4 – Pagamento de atrasados das diversas categorias
Encontra-se na Secretaria da Fazenda um calendário para liberação dos pagamentos de atrasados de promoções e progressões de diversas categorias. Hoje (13), está acontecendo uma reunião entre Sefa e Seap para uma estruturação desse calendário e informação as categorias. Na educação serão pagos os atrasados do QFEB, mas a implantação da progressão de agosto de 2015 não será realizada.

5 – Concursos públicos
A Seap encaminhou para a Sefa as liberações de várias nomeações, dentre elas: escrivães, saúde, educador social, agentes penitenciários. Houve a cobrança por parte do FES para a abertura de novos concursos, pois entendemos que o governo deve realizar uma política de substituição das aposentadorias, exonerações, contratos temporários e cargos comissionados por servidores(as) estatutários(as). A Seap realizará um levantamento, segundo eles, de “redimensionamento das necessidades” de servidores(as). O FES reivindicou que esse levantamento seja realizado até o final desse ano, e que fará o contraponto através de suas categorias.

6 – Previdência
A presidenta da Paranáprevidência trouxe os esclarecimentos solicitados pelo FES:
a) Sobre a composição paritária dos conselhos: o governo está preparando o ordenamento jurídico e publicará um decreto de regularização. Esse debate será realizado pelo Conselho de Administração da Paranáprevidência.
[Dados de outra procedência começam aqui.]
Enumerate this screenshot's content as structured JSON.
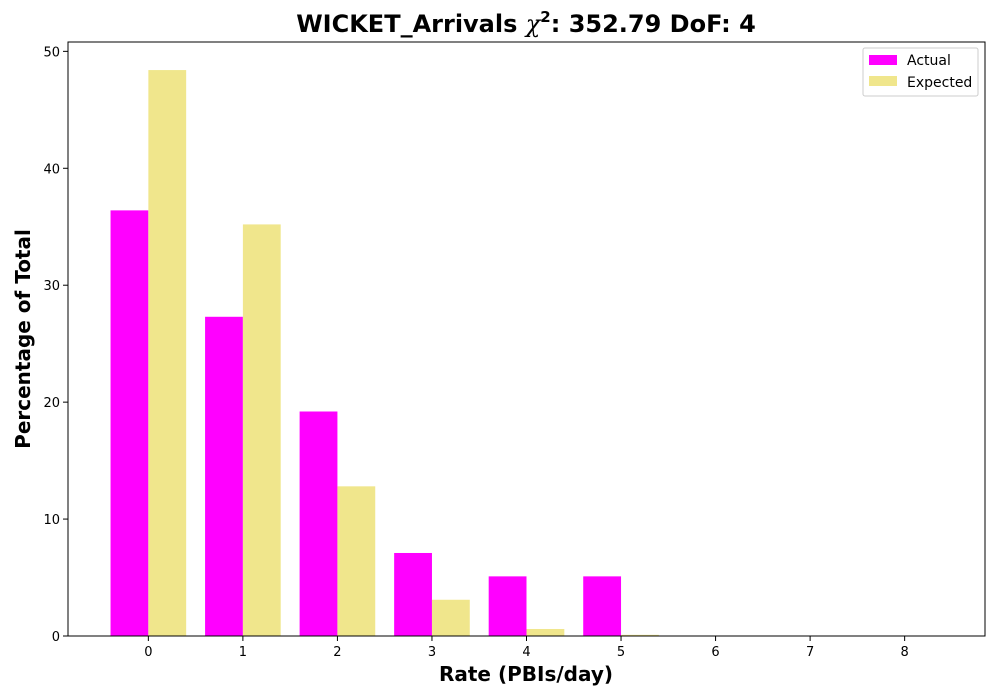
{
  "chart_data": {
    "type": "bar",
    "title_main": "WICKET_Arrivals ",
    "title_chi": "χ",
    "title_sup": "2",
    "title_rest": ": 352.79 DoF: 4",
    "xlabel": "Rate (PBIs/day)",
    "ylabel": "Percentage of Total",
    "categories": [
      "0",
      "1",
      "2",
      "3",
      "4",
      "5",
      "6",
      "7",
      "8"
    ],
    "x": [
      0,
      1,
      2,
      3,
      4,
      5,
      6,
      7,
      8
    ],
    "xlim": [
      -0.85,
      8.85
    ],
    "ylim": [
      0,
      50.8
    ],
    "yticks": [
      0,
      10,
      20,
      30,
      40,
      50
    ],
    "legend_position": "top-right",
    "series": [
      {
        "name": "Actual",
        "color": "#ff00ff",
        "values": [
          36.4,
          27.3,
          19.2,
          7.1,
          5.1,
          5.1,
          0,
          0,
          0
        ]
      },
      {
        "name": "Expected",
        "color": "#f0e68c",
        "values": [
          48.4,
          35.2,
          12.8,
          3.1,
          0.6,
          0.1,
          0,
          0,
          0
        ]
      }
    ]
  }
}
b) Não recolhimento dos 11% do governo sobre os(as) aposentados(as): a Sefa está questionando a necessidade de recolhimento dos 11% da parte patronal para os Fundos de Previdência. Desde maio esses valores não são repassados. O Fórum cobrou o posicionamento da Paranáprevidência, que respondeu que está notificando o governo via ofícios, mensalmente, e contabilizando os valores em seu balancete. O FES solicitará os ofícios sobre mais essa irregularidade do governo sobre o recolhimento previdenciário.

c) Previdência complementar: a Paranáprevidência não está participando de nenhum debate sobre a previdência complementar, mas informou que a Sefa está fazendo estudos de impactos sobre o tema. Todos os(as) atuais servidores(as) que ingressaram, e ingressarão, no serviço público continuam amparados no atual Fundo Previdenciário.

7- Calendário de reuniões
A Seap concordou com o calendário de reuniões como estabelecimento de mesa de negociação coletiva proposto pelo FES.

Como adiantamos na abertura da matéria, todos os temas dependem, neste momento, de autorização – ou não – da Secretaria da Fazenda para sua implementação. Somos, mais uma vez, punidos pelo governo com os gastos do primeiro mandato que estão sendo pagos com o contingenciamento de direitos e de ampliação dos serviços públicos e da saúde.

Participaram da reunião: a coordenação do FES, a professora Marlei Fernandes (APP), Donizete Silva (Sindseab), Celso Nascimento (Sinteemar). Os sindicatos: APP, Assuel, Sindiprol, Sindiseab, Sintespo, Sinteoeste, Sinder, Sindsec, Sisdep, Sindespol, Sindsaúde, Sinteemar, Sinssp. Pelo governo a secretária Dinorah Nogara e sua equipe de assessorias, além dos RH das secretarias das categorias. O superintendente do Trabalho Jorge Leonel, a presidenta da Paranáprevidência, Sueli Hass, o diretor Geral da PRprevidência, Edson Vasen, o Superintendente do DAS, Eduardo Mischiatti, o diretor de saúde ocupacional Marcus Vinícius Garcia Negrão.